I'm looking for information on the "ideal diet" (nutritionally speaking) for a healthy, reasonably active average male.

I'm not talking about "servings" of this or that - I'm interested in the core information such as how many grams of protein, carbs, fiber, fat that one should eat per day.

Thanks in advance for any useful links or other info anyone can provide.
Member Comments (2)

by live4fitness, May 21, 2007 12:00AM
What I recommend to people is google BMR and then TDEE this will tell you the caloreis at rest and the calories when active. Then you divide them up, protien 35%, carbs 50% and fats 15%.  1 gram of fat= 9 calories, 1 gram of protien =4 calories, and 1 gram carbs = 4 caloreis.

I hope this helps.

by barn babe, May 22, 2007 12:00AM
Try a high-fat moderate-protein diet - mine is about 75% fat, 25% protein. Yeah, zero carbs. Or as close to 0 as you can get.  Generally, zero carb refers to an intake of less than 5 grams of carbs per day.  For example, one egg has a gram of carb, so that's negligible. Eggs are practically a perfect food from a fat standpoint (almost 100% saturated).  

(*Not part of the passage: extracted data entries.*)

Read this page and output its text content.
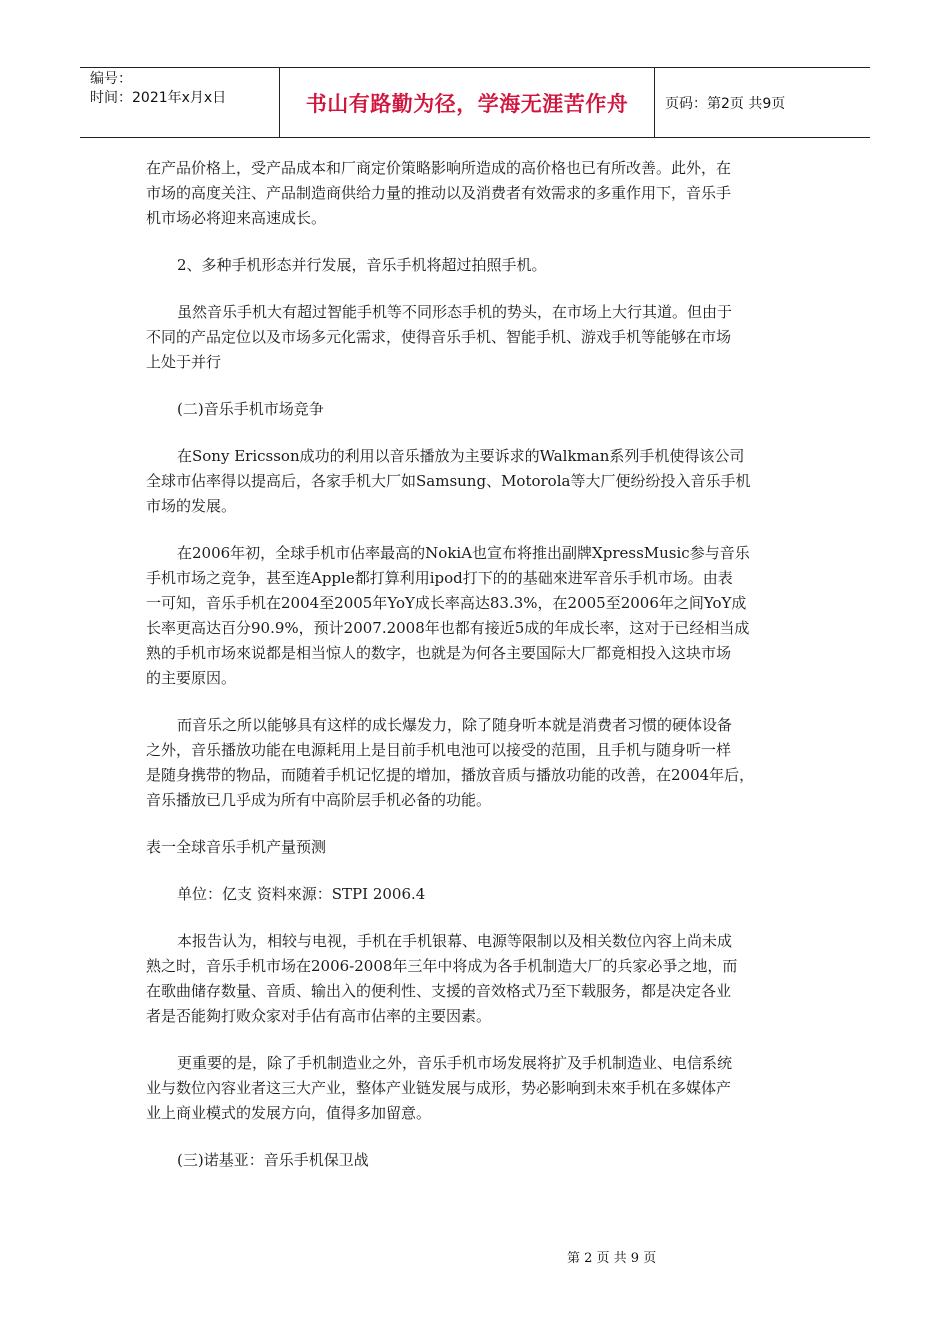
编号：
时间：2021年x月x日	书山有路勤为径，学海无涯苦作舟	页码：第2页 共9页

在产品价格上，受产品成本和厂商定价策略影响所造成的高价格也已有所改善。此外，在
市场的高度关注、产品制造商供给力量的推动以及消费者有效需求的多重作用下，音乐手
机市场必将迎来高速成长。

2、多种手机形态并行发展，音乐手机将超过拍照手机。

虽然音乐手机大有超过智能手机等不同形态手机的势头，在市场上大行其道。但由于
不同的产品定位以及市场多元化需求，使得音乐手机、智能手机、游戏手机等能够在市场
上处于并行

(二)音乐手机市场竞争

在Sony Ericsson成功的利用以音乐播放为主要诉求的Walkman系列手机使得该公司
全球市佔率得以提高后，各家手机大厂如Samsung、Motorola等大厂便纷纷投入音乐手机
市场的发展。

在2006年初，全球手机市佔率最高的NokiA也宣布将推出副牌XpressMusic参与音乐
手机市场之竞争，甚至连Apple都打算利用ipod打下的的基础來进军音乐手机市场。由表
一可知，音乐手机在2004至2005年YoY成长率高达83.3%，在2005至2006年之间YoY成
长率更高达百分90.9%，预计2007.2008年也都有接近5成的年成长率，这对于已经相当成
熟的手机市场來说都是相当惊人的数字，也就是为何各主要国际大厂都竟相投入这块市场
的主要原因。

而音乐之所以能够具有这样的成长爆发力，除了随身听本就是消费者习惯的硬体设备
之外，音乐播放功能在电源耗用上是目前手机电池可以接受的范围，且手机与随身听一样
是随身携带的物品，而随着手机记忆提的增加，播放音质与播放功能的改善，在2004年后，
音乐播放已几乎成为所有中高阶层手机必备的功能。

表一全球音乐手机产量预测

单位：亿支 资料來源：STPI 2006.4

本报告认为，相较与电视，手机在手机银幕、电源等限制以及相关数位內容上尚未成
熟之时，音乐手机市场在2006-2008年三年中将成为各手机制造大厂的兵家必爭之地，而
在歌曲储存数量、音质、输出入的便利性、支援的音效格式乃至下载服务，都是决定各业
者是否能夠打败众家对手佔有高市佔率的主要因素。

更重要的是，除了手机制造业之外，音乐手机市场发展将扩及手机制造业、电信系统
业与数位內容业者这三大产业，整体产业链发展与成形，势必影响到未來手机在多媒体产
业上商业模式的发展方向，值得多加留意。

(三)诺基亚：音乐手机保卫战

第 2 页 共 9 页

If you are looking to lose weight, you need to cut way back on carbs. Go as low as you can go.  If you are looking for athletic performance, like running, swimming, and long distance cycling, fat adaptation works better than draining your glucose stores then hitting the wall, which is what happens if you high-carb it. Once you are fat-adapted, you won't believe the energy you have. Weight maintenance is a cinch as well.

Carbs wreak havoc on insulin levels. It's the reason we've got an epidemic of diabetes in this country.  Forget about high intakes. Anything over about 50 grams a day is definitely not healthy.

Following anything put out by the "Food Pyramid" people or the USDA is just asking for trouble.